Blue Skies Bring Tears

Captivated by electronic music, Billy Corgan took a hard left turn, abandoning the big guitars for a radical makeover on 1998's Adore.That album, which is what his proposed solo project evolved into, mixed a quieter, textured sound with electronics. Prior to Adore's release, Corgan hoped the new sound would bring the band a much larger audience.

"I'm not talking to teen-agers anymore," he said. "I'm talking to everybody now. The whole world, you know. My parameters are much wider. It's a wider dialogue. I'm talking to people who are older than me and younger than me, and our generation as well." Not only did the whole world not want to hear it, some of their core audience felt the same. The rejection hurt Corgan, enough that he decided to close up shop, even before the release of MACHINA/the machines of God, the Pumpkins' final major-label studio album.

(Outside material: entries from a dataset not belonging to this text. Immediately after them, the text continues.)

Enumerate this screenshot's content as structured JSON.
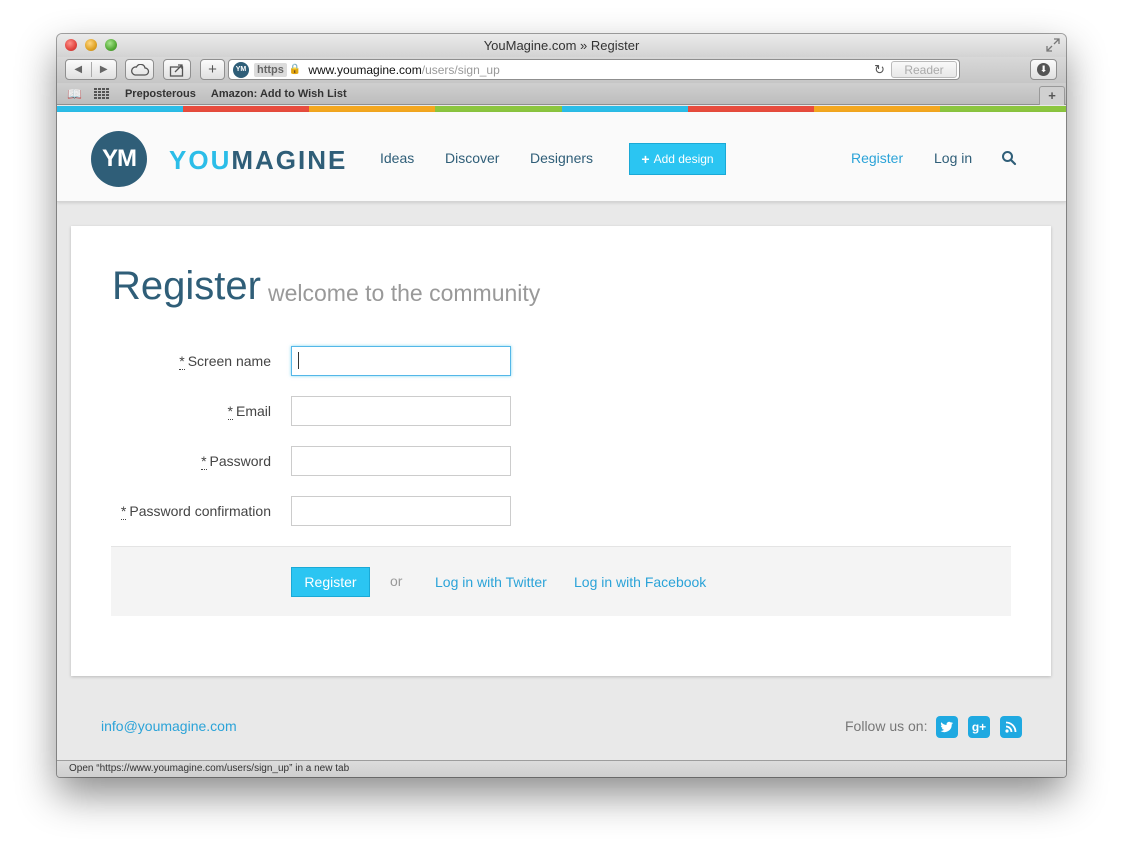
{
  "window": {
    "title": "YouMagine.com » Register"
  },
  "toolbar": {
    "back_icon": "◀",
    "forward_icon": "▶",
    "add_icon": "+",
    "https_label": "https",
    "url_host": "www.youmagine.com",
    "url_path": "/users/sign_up",
    "reader_label": "Reader"
  },
  "bookmarks": {
    "items": [
      "Preposterous",
      "Amazon: Add to Wish List"
    ]
  },
  "site": {
    "color_strip": [
      "#2bbde8",
      "#e84c3d",
      "#f4a71f",
      "#8cc63f",
      "#2bbde8",
      "#e84c3d",
      "#f4a71f",
      "#8cc63f"
    ],
    "logo_initials": "YM",
    "logo_you": "YOU",
    "logo_magine": "MAGINE",
    "nav": {
      "ideas": "Ideas",
      "discover": "Discover",
      "designers": "Designers",
      "add_design": "Add design",
      "register": "Register",
      "login": "Log in"
    }
  },
  "form": {
    "title": "Register",
    "subtitle": "welcome to the community",
    "required_marker": "*",
    "fields": [
      {
        "label": "Screen name",
        "value": ""
      },
      {
        "label": "Email",
        "value": ""
      },
      {
        "label": "Password",
        "value": ""
      },
      {
        "label": "Password confirmation",
        "value": ""
      }
    ],
    "submit_label": "Register",
    "or_text": "or",
    "twitter_link": "Log in with Twitter",
    "facebook_link": "Log in with Facebook"
  },
  "footer": {
    "email": "info@youmagine.com",
    "follow_text": "Follow us on:"
  },
  "status_bar": {
    "text": "Open “https://www.youmagine.com/users/sign_up” in a new tab"
  },
  "colors": {
    "brand_dark": "#2f5e78",
    "brand_cyan": "#2bc5f2",
    "link": "#2ba3d8"
  }
}
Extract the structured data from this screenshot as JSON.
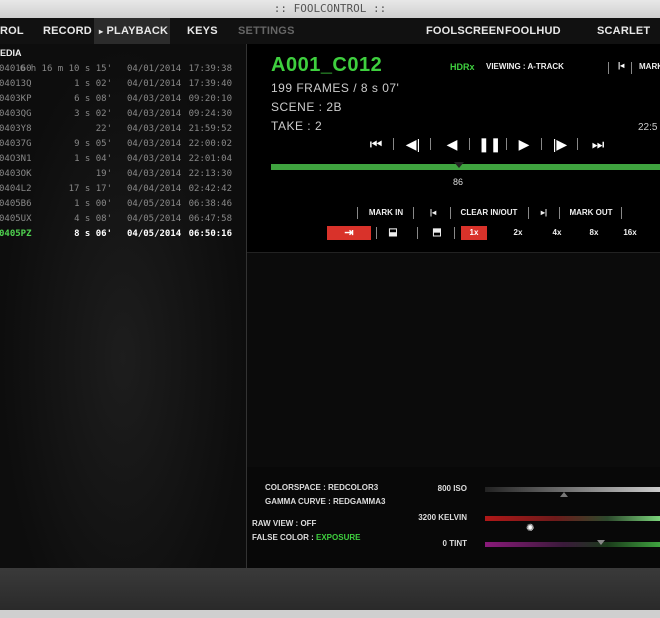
{
  "window_title": ":: FOOLCONTROL ::",
  "nav": {
    "control": "ROL",
    "record": "RECORD",
    "playback": "PLAYBACK",
    "playback_icon": "▸",
    "keys": "KEYS",
    "settings": "SETTINGS",
    "foolscreen": "FOOLSCREEN",
    "foolhud": "FOOLHUD",
    "camera": "SCARLET"
  },
  "media": {
    "header": "EDIA",
    "rows": [
      {
        "name": "040160",
        "dur": "6 h 16 m 10 s 15'",
        "date": "04/01/2014",
        "time": "17:39:38"
      },
      {
        "name": "04013Q",
        "dur": "1 s 02'",
        "date": "04/01/2014",
        "time": "17:39:40"
      },
      {
        "name": "0403KP",
        "dur": "6 s 08'",
        "date": "04/03/2014",
        "time": "09:20:10"
      },
      {
        "name": "0403QG",
        "dur": "3 s 02'",
        "date": "04/03/2014",
        "time": "09:24:30"
      },
      {
        "name": "0403Y8",
        "dur": "22'",
        "date": "04/03/2014",
        "time": "21:59:52"
      },
      {
        "name": "04037G",
        "dur": "9 s 05'",
        "date": "04/03/2014",
        "time": "22:00:02"
      },
      {
        "name": "04O3N1",
        "dur": "1 s 04'",
        "date": "04/03/2014",
        "time": "22:01:04"
      },
      {
        "name": "0403OK",
        "dur": "19'",
        "date": "04/03/2014",
        "time": "22:13:30"
      },
      {
        "name": "0404L2",
        "dur": "17 s 17'",
        "date": "04/04/2014",
        "time": "02:42:42"
      },
      {
        "name": "0405B6",
        "dur": "1 s 00'",
        "date": "04/05/2014",
        "time": "06:38:46"
      },
      {
        "name": "0405UX",
        "dur": "4 s 08'",
        "date": "04/05/2014",
        "time": "06:47:58"
      },
      {
        "name": "0405PZ",
        "dur": "8 s 06'",
        "date": "04/05/2014",
        "time": "06:50:16"
      }
    ],
    "selected_index": 11
  },
  "clip": {
    "title": "A001_C012",
    "frames": "199 FRAMES / 8 s 07'",
    "scene": "SCENE : 2B",
    "take": "TAKE : 2",
    "hdrx": "HDRx",
    "viewing": "VIEWING : A-TRACK",
    "mark_short": "MARK",
    "timecode": "22:5",
    "current_frame": "86",
    "progress_fraction": 0.43
  },
  "transport": [
    "⏮",
    "◀|",
    "◀",
    "❚❚",
    "▶",
    "|▶",
    "⏭"
  ],
  "marks": {
    "mark_in": "MARK IN",
    "clear": "CLEAR IN/OUT",
    "mark_out": "MARK OUT",
    "prev_icon": "|◂",
    "next_icon": "▸|"
  },
  "speeds": {
    "loop_icon": "⇥",
    "seg_icon": "⬓",
    "seg2_icon": "⬒",
    "values": [
      "1x",
      "2x",
      "4x",
      "8x",
      "16x"
    ],
    "active": "1x"
  },
  "looks": {
    "colorspace_label": "COLORSPACE : ",
    "colorspace_value": "REDCOLOR3",
    "gamma_label": "GAMMA CURVE : ",
    "gamma_value": "REDGAMMA3",
    "raw_view": "RAW VIEW : OFF",
    "false_color_label": "FALSE COLOR : ",
    "false_color_value": "EXPOSURE",
    "iso": "800 ISO",
    "kelvin": "3200 KELVIN",
    "tint": "0 TINT"
  },
  "colors": {
    "accent_green": "#3ecf3e",
    "active_red": "#d9322a"
  }
}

"There's nothing wrong inside the band," Corgan said on L.A. radio station KROQ-FM in May, explaining the breakup. "But the way the culture is and stuff, it's hard to keep trying to fight the good fight against the Britneys."

This Is The End

It is inevitable that bands fall out of fashion. Pop music — and when a band sells millions of albums, they are are making pop music — is about new audiences getting excited about bands they can feel are their own. Seven years after Siamese Dream, the Pumpkins are a lot of kids' older siblings' band. Their rock band is Limp Bizkit or Godsmack.

You can only be "one of the biggest rock stars in the world" for so long. For Corgan, time was running out. Better to burn out than fade away, Neil Young once wrote.

At the backstage party after the band's final show at Chicago's Metro, SonicNet's Gil Kaufman observed a fan go up to Corgan and ask him about the Pumpkins. "I'm not in the Smashing Pumpkins anymore," Corgan said. "I'm just Billy."

It may be hard being "just Billy," but if he gets through it, I think we'll see even greater things from Billy Corgan. I think he'll produce some amazing records, and I think he's going to make some very interesting music in the future, either as a solo artist or as part of some new combo. Maybe it's time for him to enter his "Alex Chilton" period.

On the night of Saturday, Dec. 2, 2000, the Smashing Pumpkins played their last show. Did anyone care?

I sure did.

In The Game

PJ Harvey, Stories From the City, Stories From the Sea (Island): With a bracing, droning rock-guitar jangle, Harvey sings: "Look out ahead/ I see danger come/ I wanna pistol/ I wanna gun/ I'm scared baby/ I wanna run/ This world's crazy/ Give me the gun." Like Bob Dylan circa Blonde on Blonde, Elvis Costello circa This Year's Model, and Patti Smith, who some people seem to think she sounds like on this album, Harvey sings with certainty about her internal life and the world around her. It's hard to keep from quoting lyrics when writing about this album, because they're so good. But flat on the screen, the words don't convey Harvey's vocal nuances in a line like "And he's the best thing/ He's the best thing/ He's the best thing/ A beautiful feeling." The way she almost whispers a word, and then lets minimal guitar notes fill the air — just a little longer than you might expect. Or sings "And when I watch you move," and then just holds that last word. This is one of the best albums of the year.

Michael Goldberg is the president of insiderone.net. He founded Addicted To Noise in 1994.